Baik memilih menikah, menunda, atau tidak menikah sama sekali. Tidak ada satu
pun hukum dalam Islam yang menghina perempuan karena belum menikah — selama ia tetap
menjaga kehormatan, menjalani hidup dengan niat baik, dan berusaha menjadi
pribadi yang berguna.
Jadi lain kali jika Anda
bertanya, “Kok belum nikah juga?” — cobalah ganti pertanyaan itu dengan, “Apa
misi hidup yang sedang kamu jalani?”
Karena perempuan bukan ditentukan oleh statusnya, tapi oleh nilainya.
Daftar Pustaka
Ackroyd, P. (2017). Leonardo da Vinci: The biography. Chatto & Windus.
Durant, W. (1926). The story of philosophy. Simon and Schuster.
Fromm, E. (1956). The art of loving. Harper Perennial Modern
Classics.
Gutas, D. (2001). Avicenna and the Aristotelian tradition:
Introduction to reading Avicenna’s philosophical works. Brill.
hooks, b. (2000). All about love: New visions. William Morrow.
Leaman, O. (2002). An introduction to classical Islamic philosophy.
Cambridge University Press.
Mernissi, F. (1991). The veil and the male elite: A feminist
interpretation of women’s rights in Islam. Addison-Wesley.
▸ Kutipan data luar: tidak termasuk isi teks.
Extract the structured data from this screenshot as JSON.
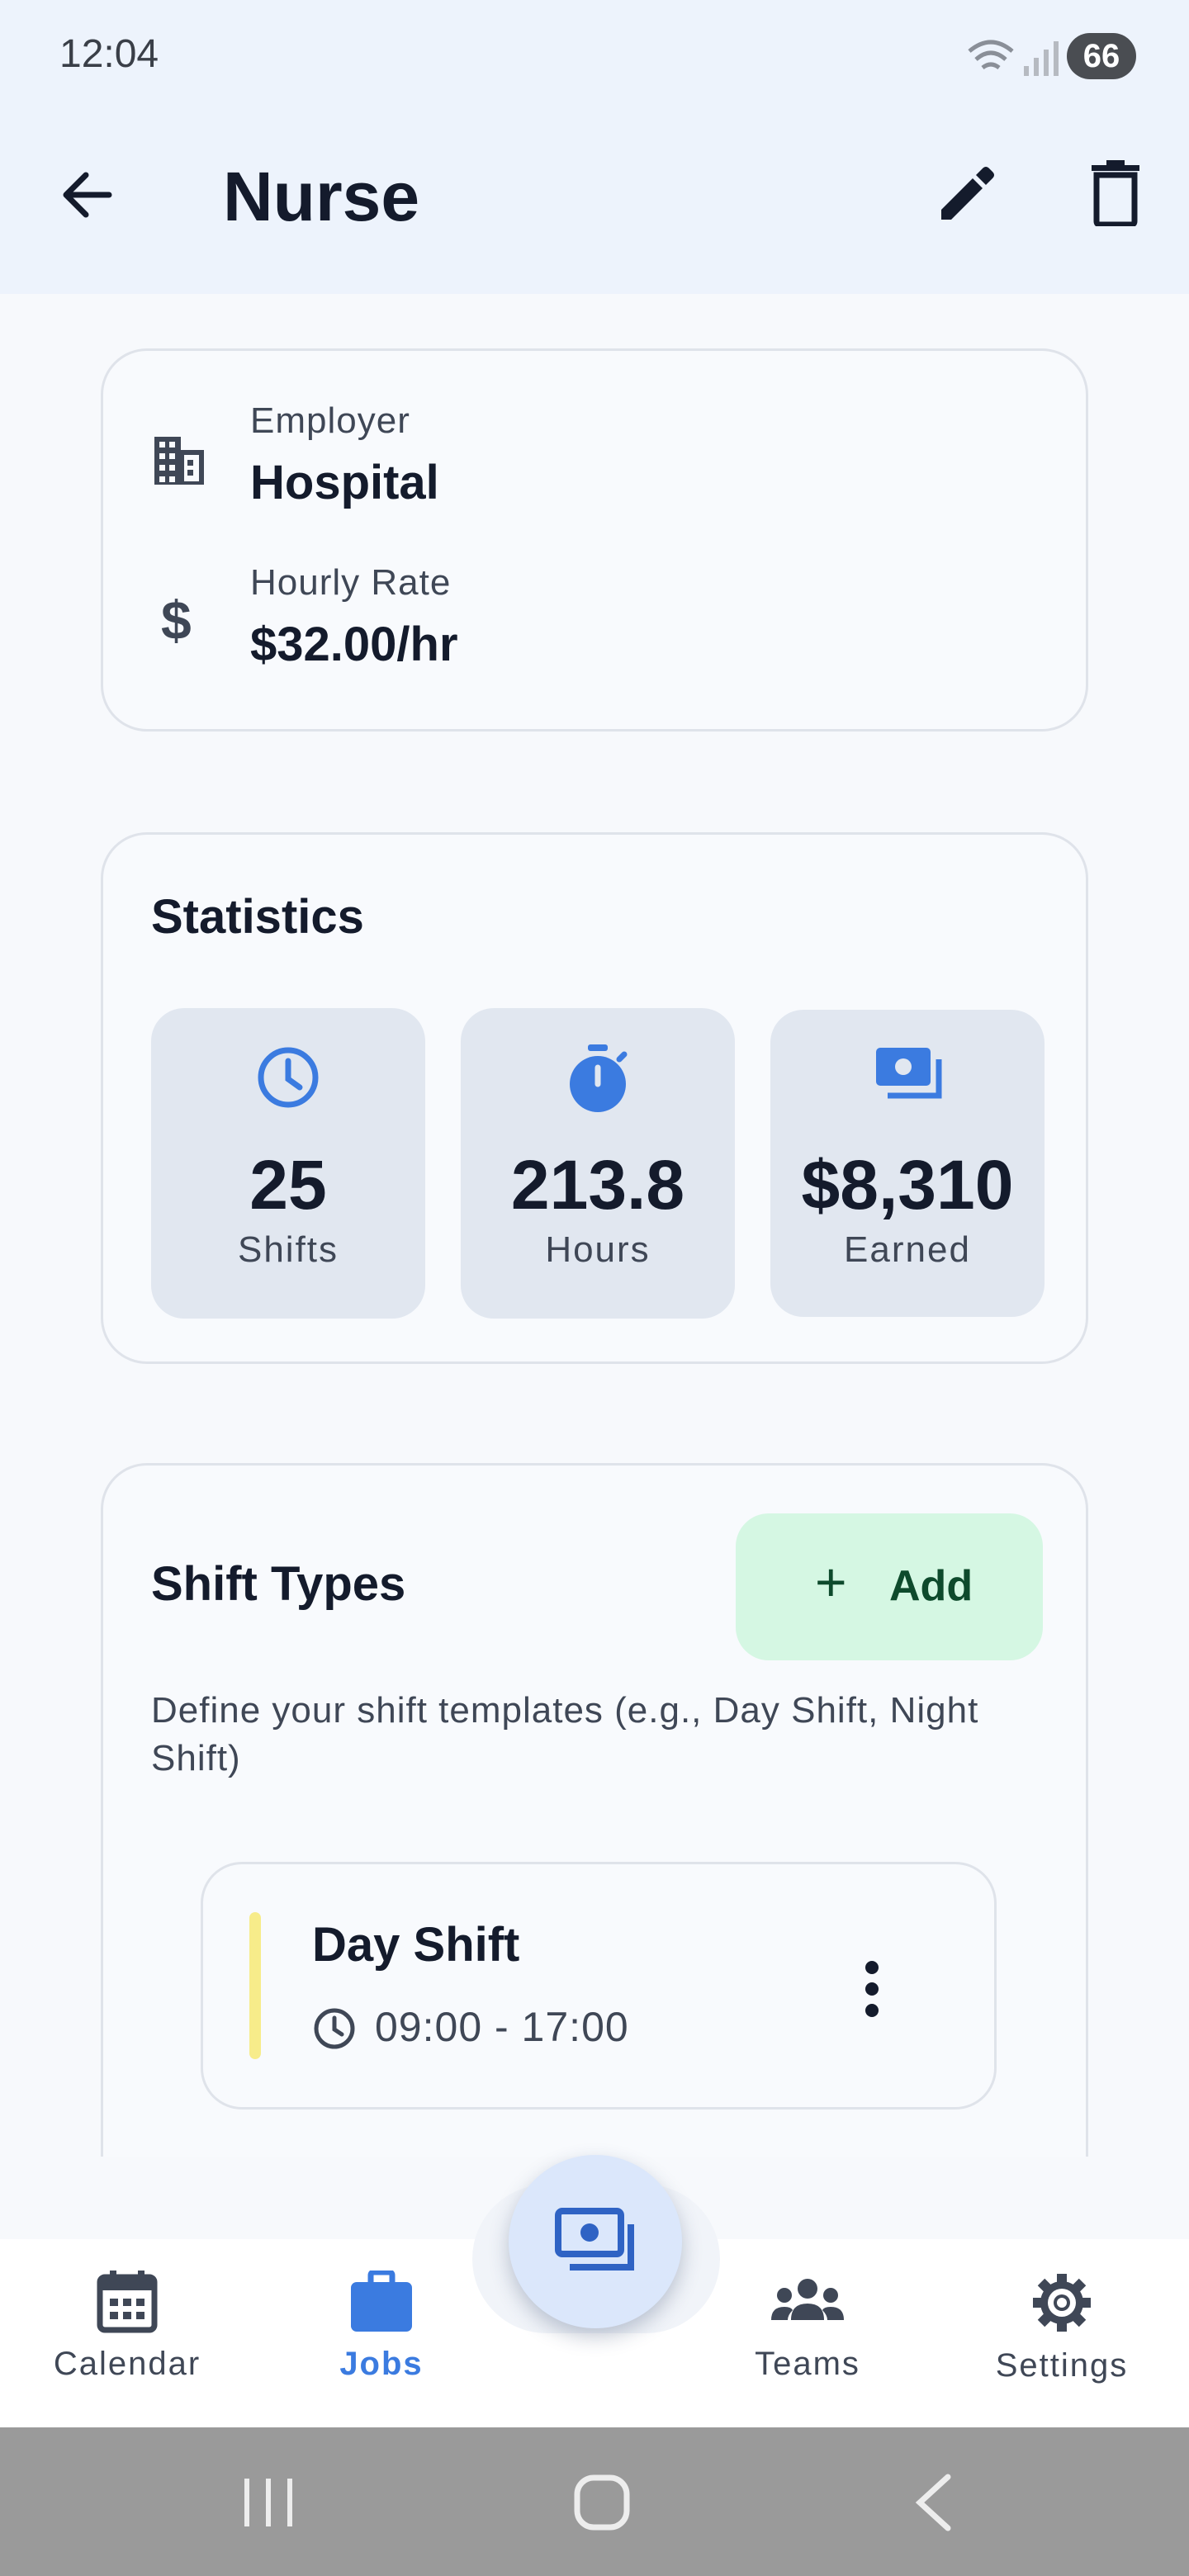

Nasr, S. H. (1968). Science and civilization in Islam. Harvard
University Press.
Nussbaum, M. (2000). Women and human development: The capabilities
approach. Cambridge University Press.
Russell, B. (1945).
A history of Western philosophy. Simon
& Schuster.
Smith, M. (2001). Rabi‘a: The life and work of Rabi‘a and other
women mystics in Islam. Oneworld Publications.
Wadud, A. (1999). Qur'an and woman: Rereading the sacred text from
a woman’s perspective. Oxford University Press.